I mean, this is not necessarily the New Normal, and that might be the only actual advice I’d have for parents with kids younger than mine. The shit they’re going through now *might* be who they’re becoming, but more than likely it’s just who they are *right now*, and it’s all gonna change in a month, six months, a year.

But… those cookies I threw away? I actually thought I was doing it right. I creamed the sugars and the butter, I added butterscotch chips and oatmeal, I KNOW HOW TO MAKE COOKIES fer chrissakes. And when they were done, everyone ate one… and a week later the other two and a half dozen were still sitting there.

When my kids talk about how unhappy they are with what they’re doing, I hold my tongue and then I say, “you gotta get through this and it’ll all work out. Believe me, you’ll get better at the stuff you’re struggling with and it’ll all work out.”

I just can’t feel that way as a dad. I can’t just let it happen. It feels like I’m just shrugging away the most important job I’ve ever had and I want to do something, I want to press, I want to run interference and change the world to be better *for them*.
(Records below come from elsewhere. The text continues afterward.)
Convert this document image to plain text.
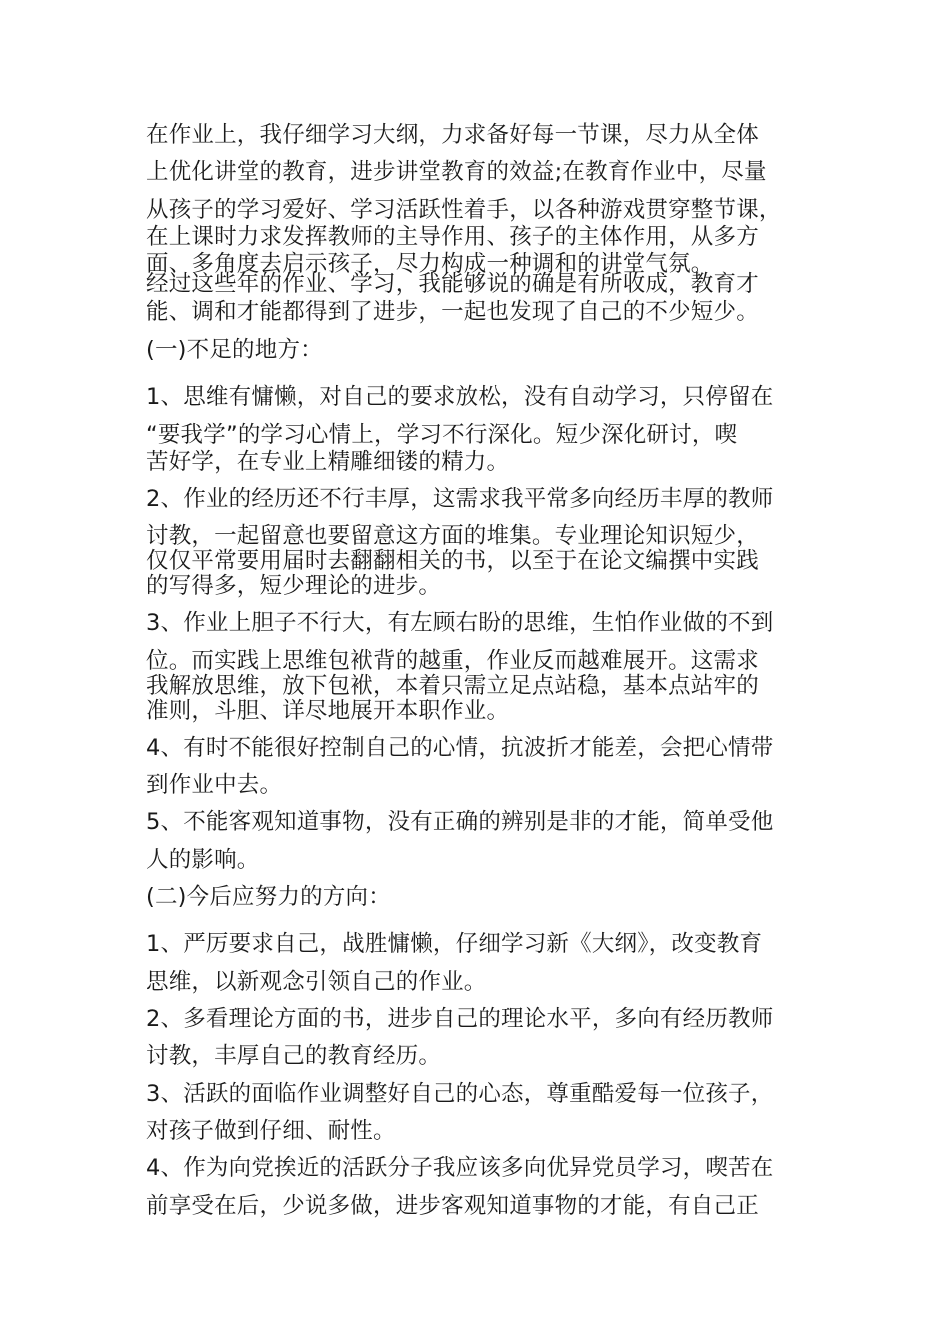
在作业上，我仔细学习大纲，力求备好每一节课，尽力从全体
上优化讲堂的教育，进步讲堂教育的效益;在教育作业中，尽量
从孩子的学习爱好、学习活跃性着手，以各种游戏贯穿整节课，
在上课时力求发挥教师的主导作用、孩子的主体作用，从多方
面、多角度去启示孩子，尽力构成一种调和的讲堂气氛。
经过这些年的作业、学习，我能够说的确是有所收成，教育才
能、调和才能都得到了进步，一起也发现了自己的不少短少。
(一)不足的地方：
1、思维有慵懒，对自己的要求放松，没有自动学习，只停留在
“要我学”的学习心情上，学习不行深化。短少深化研讨，喫
苦好学，在专业上精雕细镂的精力。
2、作业的经历还不行丰厚，这需求我平常多向经历丰厚的教师
讨教，一起留意也要留意这方面的堆集。专业理论知识短少，
仅仅平常要用届时去翻翻相关的书，以至于在论文编撰中实践
的写得多，短少理论的进步。
3、作业上胆子不行大，有左顾右盼的思维，生怕作业做的不到
位。而实践上思维包袱背的越重，作业反而越难展开。这需求
我解放思维，放下包袱，本着只需立足点站稳，基本点站牢的
准则，斗胆、详尽地展开本职作业。
4、有时不能很好控制自己的心情，抗波折才能差，会把心情带
到作业中去。
5、不能客观知道事物，没有正确的辨别是非的才能，简单受他
人的影响。
(二)今后应努力的方向：
1、严厉要求自己，战胜慵懒，仔细学习新《大纲》，改变教育
思维，以新观念引领自己的作业。
2、多看理论方面的书，进步自己的理论水平，多向有经历教师
讨教，丰厚自己的教育经历。
3、活跃的面临作业调整好自己的心态，尊重酷爱每一位孩子，
对孩子做到仔细、耐性。
4、作为向党挨近的活跃分子我应该多向优异党员学习，喫苦在
前享受在后，少说多做，进步客观知道事物的才能，有自己正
But for now, in the same way that I bite my tongue when they talk, I sit on my hands. I ask them both, after I’ve been silent for as long as I can, “do you want me to try to help you fix this, or can you do it?” and they always say the same thing. “I can do it.”

With everything else in my life, if I just try a little harder it always works out better. But with this, I have to do what I’ve been barely able to do for most of my life. I have to do the most difficult thing, and probably the most important thing, that I can do as a dad. I have to trust in the strength of my babies.